Adding an immunotherapy drug to standard treatment increases median survival by 41% in women with metastatic or recurrent cervical cancer, according to an international clinical trial led by the Vall d’Hebron Oncology Institute (VHIO). The results of the trial, which are presented today in the journal The Lancet, are destined to change treatment protocols for this type of cancer, say the authors of the research.

Cervical cancer, caused in most cases by the papilloma virus, causes about 700 deaths a year in Spain, and the number of new annual diagnoses exceeds 2,300. Although papilloma vaccination is reducing its incidence, it is still the fourth leading cause of death in women globally, with 342,000 deaths and 604,000 new diagnoses annually.

The standard treatment for patients with metastatic or recurrent disease consists of combining two drugs, reports Ana Oaknin, specialist in gynecological tumors at the VHIO and principal investigator of the clinical trial. One of the drugs is a chemotherapy that destroys cancer cells. The other is an antiangiogenic that inhibits the growth of blood vessels and thus reduces the arrival of nutrients to the tumor.

The clinical trial, in which 410 patients from Europe, the United States and Japan have participated, has evaluated the effectiveness and safety of adding a third drug to the standard treatment. Specifically, atezolizumab, which makes it easier for T cells of the immune system to recognize and attack cancer cells.

The average survival in this group of patients who initially had a poor prognosis was 22.8 months with standard treatment and increased to 32.1 months with the combination of three drugs, which represents an increase of 41% It has also increased how long the cancer has been without progression, from 10.4 to 13.7 months on average, or a 32% increase.

Serious side effects affected a similar percentage of patients in both groups. Mild side effects, which have included fever, diarrhea, joint pain and rash, have been more common with the three-drug combination.

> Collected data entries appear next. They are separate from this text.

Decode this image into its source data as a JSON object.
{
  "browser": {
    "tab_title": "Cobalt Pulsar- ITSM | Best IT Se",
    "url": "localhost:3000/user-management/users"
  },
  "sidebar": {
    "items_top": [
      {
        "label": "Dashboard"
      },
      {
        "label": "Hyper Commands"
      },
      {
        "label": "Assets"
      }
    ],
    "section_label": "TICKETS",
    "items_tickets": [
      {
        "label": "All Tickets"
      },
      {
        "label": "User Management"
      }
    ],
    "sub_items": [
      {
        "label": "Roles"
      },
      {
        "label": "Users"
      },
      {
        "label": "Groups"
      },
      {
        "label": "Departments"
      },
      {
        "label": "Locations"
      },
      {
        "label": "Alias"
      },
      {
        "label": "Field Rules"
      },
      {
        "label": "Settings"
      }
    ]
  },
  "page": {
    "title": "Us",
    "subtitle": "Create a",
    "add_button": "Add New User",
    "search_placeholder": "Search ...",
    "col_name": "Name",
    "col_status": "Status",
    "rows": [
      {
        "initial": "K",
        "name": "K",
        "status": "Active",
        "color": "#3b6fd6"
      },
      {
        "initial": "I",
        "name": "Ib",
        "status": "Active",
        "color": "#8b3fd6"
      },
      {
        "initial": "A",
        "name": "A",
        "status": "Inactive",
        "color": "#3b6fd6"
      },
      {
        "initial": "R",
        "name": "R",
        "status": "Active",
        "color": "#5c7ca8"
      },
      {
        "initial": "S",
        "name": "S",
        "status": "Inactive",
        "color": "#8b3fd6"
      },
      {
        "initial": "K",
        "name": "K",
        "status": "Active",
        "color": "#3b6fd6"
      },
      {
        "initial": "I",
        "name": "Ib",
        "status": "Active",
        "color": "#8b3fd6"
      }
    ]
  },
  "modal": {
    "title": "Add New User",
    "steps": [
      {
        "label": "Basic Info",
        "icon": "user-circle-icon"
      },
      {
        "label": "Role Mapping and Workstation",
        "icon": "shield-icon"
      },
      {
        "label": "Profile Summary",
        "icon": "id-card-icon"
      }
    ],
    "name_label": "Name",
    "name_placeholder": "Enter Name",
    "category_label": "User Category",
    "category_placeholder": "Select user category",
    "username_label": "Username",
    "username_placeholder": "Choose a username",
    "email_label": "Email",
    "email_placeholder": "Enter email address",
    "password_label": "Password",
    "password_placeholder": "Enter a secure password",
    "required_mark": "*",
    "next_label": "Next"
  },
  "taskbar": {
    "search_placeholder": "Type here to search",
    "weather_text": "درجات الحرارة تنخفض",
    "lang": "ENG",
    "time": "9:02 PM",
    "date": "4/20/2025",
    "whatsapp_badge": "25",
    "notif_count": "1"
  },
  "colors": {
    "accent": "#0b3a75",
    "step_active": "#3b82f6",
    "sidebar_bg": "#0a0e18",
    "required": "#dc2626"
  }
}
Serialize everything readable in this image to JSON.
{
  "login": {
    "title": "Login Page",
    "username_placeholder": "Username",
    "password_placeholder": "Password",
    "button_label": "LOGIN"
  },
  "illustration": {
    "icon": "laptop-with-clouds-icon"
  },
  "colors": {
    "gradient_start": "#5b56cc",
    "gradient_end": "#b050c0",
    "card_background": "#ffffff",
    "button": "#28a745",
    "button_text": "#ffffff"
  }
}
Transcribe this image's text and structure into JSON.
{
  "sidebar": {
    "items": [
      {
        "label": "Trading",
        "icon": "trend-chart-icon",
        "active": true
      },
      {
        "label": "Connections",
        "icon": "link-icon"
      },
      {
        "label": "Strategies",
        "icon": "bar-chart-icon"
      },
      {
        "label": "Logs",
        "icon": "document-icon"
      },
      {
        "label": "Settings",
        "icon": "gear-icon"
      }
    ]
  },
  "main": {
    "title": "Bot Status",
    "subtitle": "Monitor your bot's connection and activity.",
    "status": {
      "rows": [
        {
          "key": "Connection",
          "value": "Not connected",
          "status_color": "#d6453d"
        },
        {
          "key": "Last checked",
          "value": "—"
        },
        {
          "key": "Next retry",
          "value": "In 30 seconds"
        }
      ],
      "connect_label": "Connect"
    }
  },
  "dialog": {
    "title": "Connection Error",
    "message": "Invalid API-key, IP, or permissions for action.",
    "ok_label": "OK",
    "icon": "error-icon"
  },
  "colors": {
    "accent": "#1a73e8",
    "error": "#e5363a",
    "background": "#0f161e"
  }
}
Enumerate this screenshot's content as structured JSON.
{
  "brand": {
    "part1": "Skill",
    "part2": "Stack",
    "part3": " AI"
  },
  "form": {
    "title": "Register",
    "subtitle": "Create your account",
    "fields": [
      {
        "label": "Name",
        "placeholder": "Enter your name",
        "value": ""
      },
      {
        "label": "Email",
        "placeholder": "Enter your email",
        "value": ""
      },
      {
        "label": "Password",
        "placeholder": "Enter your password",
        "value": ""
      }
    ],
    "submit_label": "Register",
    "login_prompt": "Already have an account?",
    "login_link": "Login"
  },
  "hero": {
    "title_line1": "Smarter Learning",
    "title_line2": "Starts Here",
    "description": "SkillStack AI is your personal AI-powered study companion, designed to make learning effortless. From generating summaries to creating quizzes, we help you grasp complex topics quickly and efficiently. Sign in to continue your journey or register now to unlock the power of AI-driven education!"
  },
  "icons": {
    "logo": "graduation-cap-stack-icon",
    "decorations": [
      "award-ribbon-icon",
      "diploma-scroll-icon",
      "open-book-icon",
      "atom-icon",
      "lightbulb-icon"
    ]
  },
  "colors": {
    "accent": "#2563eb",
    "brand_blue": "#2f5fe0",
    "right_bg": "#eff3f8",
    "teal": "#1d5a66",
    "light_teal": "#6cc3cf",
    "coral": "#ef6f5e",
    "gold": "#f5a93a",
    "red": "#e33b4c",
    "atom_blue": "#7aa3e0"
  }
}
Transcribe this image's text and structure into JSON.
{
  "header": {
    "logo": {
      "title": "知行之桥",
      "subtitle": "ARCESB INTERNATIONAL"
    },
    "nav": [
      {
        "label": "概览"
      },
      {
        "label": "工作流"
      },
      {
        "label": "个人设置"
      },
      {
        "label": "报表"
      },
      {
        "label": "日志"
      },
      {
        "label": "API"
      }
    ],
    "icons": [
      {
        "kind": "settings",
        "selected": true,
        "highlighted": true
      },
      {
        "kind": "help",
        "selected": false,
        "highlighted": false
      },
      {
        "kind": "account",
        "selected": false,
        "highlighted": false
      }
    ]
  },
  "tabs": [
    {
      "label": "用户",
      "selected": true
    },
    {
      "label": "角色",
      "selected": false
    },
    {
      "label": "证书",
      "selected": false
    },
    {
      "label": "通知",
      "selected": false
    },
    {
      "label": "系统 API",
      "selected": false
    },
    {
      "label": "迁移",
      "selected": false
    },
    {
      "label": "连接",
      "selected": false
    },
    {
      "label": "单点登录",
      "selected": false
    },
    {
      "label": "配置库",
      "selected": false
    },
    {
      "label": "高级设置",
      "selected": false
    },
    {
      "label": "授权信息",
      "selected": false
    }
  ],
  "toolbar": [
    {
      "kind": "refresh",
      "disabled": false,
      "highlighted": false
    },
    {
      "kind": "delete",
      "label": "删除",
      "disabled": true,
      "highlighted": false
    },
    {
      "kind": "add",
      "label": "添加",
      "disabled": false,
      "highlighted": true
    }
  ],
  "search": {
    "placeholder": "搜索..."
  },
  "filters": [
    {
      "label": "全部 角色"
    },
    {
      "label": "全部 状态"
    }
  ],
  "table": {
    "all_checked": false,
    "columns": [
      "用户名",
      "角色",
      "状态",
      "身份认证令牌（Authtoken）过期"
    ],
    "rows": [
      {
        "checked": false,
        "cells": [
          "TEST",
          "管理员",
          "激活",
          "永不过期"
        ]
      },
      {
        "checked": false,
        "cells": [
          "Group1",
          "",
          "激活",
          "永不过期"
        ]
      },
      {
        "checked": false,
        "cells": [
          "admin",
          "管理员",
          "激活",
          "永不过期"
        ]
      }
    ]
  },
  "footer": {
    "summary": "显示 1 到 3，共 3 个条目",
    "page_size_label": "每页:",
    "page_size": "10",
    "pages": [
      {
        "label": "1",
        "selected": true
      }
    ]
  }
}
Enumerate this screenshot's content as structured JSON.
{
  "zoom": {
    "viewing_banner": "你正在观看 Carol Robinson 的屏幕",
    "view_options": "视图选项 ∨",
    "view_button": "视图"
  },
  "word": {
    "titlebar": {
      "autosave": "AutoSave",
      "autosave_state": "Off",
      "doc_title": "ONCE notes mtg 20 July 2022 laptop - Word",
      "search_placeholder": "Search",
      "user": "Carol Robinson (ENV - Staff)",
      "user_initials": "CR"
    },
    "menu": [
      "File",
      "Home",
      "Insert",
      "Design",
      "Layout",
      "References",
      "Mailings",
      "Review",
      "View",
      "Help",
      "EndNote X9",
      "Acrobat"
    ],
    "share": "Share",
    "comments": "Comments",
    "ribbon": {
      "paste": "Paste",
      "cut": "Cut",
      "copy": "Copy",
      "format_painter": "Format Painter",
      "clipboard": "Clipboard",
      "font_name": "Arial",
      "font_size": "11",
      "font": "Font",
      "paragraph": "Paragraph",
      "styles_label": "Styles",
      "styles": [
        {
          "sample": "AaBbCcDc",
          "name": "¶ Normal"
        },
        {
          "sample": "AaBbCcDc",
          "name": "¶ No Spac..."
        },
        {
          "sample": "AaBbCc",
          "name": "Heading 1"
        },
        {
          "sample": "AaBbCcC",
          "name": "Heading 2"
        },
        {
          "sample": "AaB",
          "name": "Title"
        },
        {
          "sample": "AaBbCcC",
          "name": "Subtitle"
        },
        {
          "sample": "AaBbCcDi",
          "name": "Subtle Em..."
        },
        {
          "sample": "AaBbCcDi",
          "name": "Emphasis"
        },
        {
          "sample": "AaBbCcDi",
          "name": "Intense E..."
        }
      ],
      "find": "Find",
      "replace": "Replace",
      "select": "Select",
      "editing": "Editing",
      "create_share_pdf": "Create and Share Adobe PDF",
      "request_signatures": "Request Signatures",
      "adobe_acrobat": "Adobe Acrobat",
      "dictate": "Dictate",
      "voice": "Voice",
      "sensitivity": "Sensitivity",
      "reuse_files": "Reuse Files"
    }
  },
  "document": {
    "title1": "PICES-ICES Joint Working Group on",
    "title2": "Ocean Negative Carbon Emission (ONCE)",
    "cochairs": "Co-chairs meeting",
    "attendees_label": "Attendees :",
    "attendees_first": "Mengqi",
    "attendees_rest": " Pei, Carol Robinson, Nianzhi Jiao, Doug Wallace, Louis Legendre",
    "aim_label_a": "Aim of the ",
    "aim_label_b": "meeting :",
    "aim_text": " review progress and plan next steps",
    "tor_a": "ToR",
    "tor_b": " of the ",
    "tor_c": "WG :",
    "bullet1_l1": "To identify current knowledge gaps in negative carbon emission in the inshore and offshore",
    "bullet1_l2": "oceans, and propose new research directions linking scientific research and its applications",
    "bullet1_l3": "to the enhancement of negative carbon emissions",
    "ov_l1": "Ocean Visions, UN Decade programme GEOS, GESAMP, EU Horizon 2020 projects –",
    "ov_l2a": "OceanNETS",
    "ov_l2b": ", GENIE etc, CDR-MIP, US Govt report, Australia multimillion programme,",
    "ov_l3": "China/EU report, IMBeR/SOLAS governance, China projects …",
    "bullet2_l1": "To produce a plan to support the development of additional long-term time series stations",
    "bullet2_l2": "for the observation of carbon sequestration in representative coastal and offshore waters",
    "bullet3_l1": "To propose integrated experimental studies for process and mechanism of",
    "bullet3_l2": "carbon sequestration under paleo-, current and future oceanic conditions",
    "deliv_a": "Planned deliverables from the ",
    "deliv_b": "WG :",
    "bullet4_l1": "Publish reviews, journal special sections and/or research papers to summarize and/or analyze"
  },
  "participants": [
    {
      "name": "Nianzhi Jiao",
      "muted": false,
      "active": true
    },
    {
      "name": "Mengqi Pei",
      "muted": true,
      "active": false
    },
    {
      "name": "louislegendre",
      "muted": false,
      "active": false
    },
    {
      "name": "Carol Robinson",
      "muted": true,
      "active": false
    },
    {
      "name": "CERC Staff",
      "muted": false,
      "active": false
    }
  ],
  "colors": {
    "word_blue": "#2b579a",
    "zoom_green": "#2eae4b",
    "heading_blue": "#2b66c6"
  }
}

Two previous clinical trials had studied the benefits of other immunotherapy drugs in cervical cancer patients with positive results. But they were designed before treatment protocols incorporated bevacizumab to be able to inhibit the growth of blood vessels in the tumor. The study presented today in The Lancet is the first to analyze what immunotherapy brings compared to the current standard treatment.

After the publication of these results, “we hope that the European Medicines Agency and the US FDA will approve this treatment in the coming months, and that it will become the first-line treatment for patients with metastatic cervical cancer or appellant”, declares Ana Oaknin.

Looking to the future, there are ongoing clinical trials to evaluate the effectiveness of immunotherapy in the earliest stages of cervical cancer. “If it is effective in patients with metastasis or recurrent cancer, we hope that it will also be effective in other stages, but we have to prove it”, says the VHIO oncologist. In this way, the percentage of patients in whom the disease progresses could be reduced.